Malgrado taluni sforzi estemporanei, quasi mai sostenuti da una visione politica più metodologica e di ampio respiro, continuiamo a caratterizzarci con l’essere il Paese delle emergenze croniche. E così, in perenne attesa di una riforma organica della pubblica amministrazione, l’Italia si consegna sempre più frequentemente a Commissari straordinari, veri e propri «manager dell’emergenza» cui viene affidato il compito di affrontare la miriade di problematiche che enti, stituzioni e relativi top manager non riescono a risolvere. Secondo il costituzionalista Sabino Cassese, «i commissari straordinari sono il sintomo della malattia.

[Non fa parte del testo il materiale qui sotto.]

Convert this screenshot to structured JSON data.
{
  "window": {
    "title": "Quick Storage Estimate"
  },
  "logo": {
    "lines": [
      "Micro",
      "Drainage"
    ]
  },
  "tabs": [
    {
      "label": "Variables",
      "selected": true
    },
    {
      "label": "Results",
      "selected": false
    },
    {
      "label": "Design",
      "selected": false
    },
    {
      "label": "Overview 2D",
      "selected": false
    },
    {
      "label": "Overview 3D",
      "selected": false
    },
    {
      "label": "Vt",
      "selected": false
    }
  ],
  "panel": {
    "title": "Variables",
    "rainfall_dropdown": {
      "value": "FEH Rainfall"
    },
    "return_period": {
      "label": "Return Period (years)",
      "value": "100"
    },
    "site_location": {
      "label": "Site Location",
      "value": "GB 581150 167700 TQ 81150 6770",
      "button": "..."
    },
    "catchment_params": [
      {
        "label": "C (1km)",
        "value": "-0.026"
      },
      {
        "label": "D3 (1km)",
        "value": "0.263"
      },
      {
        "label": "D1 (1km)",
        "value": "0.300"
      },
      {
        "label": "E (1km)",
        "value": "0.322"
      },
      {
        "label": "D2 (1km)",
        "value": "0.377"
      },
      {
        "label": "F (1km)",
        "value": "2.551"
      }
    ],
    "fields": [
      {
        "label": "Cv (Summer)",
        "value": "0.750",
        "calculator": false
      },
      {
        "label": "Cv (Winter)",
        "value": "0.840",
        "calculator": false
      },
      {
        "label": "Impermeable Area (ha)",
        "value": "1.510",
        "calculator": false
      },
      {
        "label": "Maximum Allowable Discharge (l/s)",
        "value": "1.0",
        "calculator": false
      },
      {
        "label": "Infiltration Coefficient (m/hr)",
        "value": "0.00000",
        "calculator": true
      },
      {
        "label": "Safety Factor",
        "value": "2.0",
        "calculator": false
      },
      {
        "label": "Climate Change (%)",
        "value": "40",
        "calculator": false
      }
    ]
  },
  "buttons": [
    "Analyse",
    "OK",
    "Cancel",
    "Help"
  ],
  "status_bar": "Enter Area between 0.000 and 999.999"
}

Si ricorre a loro sempre di più, perché l’amministrazione ordinaria non funziona».

L’Italia malata dei commissari
L’Ilva di Taranto

Ci sono stati e ci sono Commissari straordinari di vario tipo: per la ricostruzione delle zone terremotate; per la gestione dei parchi nazionali; per il funzionamento dei musei; per i grandi eventi; per le grandi opere; per far fronte alle calamità naturali; per la lotta al racket, all’usura e alla mafia; per la lotta alla corruzione; per sbloccare i cantieri; per l’ordinaria amministrazione di comuni sciolti per infiltrazioni mafiose o con i bilanci dissestati; per le banche in situazioni di crisi amministrativa e patrimoniale; per il Mose; per l’Alitalia; per l’Ilva; per la Tav Torino-Lione; per il ponte Morandi; per vari tratti autostradali. Molti di loro finiscono paradossalmente col diventare parte integrante del problema che dovrebbero risolvere, costituendo un vero e proprio apparato macchinoso bisognoso di continui finanziamenti a cui, quasi mai, corrispondono i risultati sperati. A darne conferma è la stessa Corte dei conti che ha dichiarato: «La soluzione del commissariamento e i relativi criteri di retribuzione dei commissari, potrebbero avere indirettamente favorito il protrarsi di fattispecie sostanzialmente prive di sbocchi».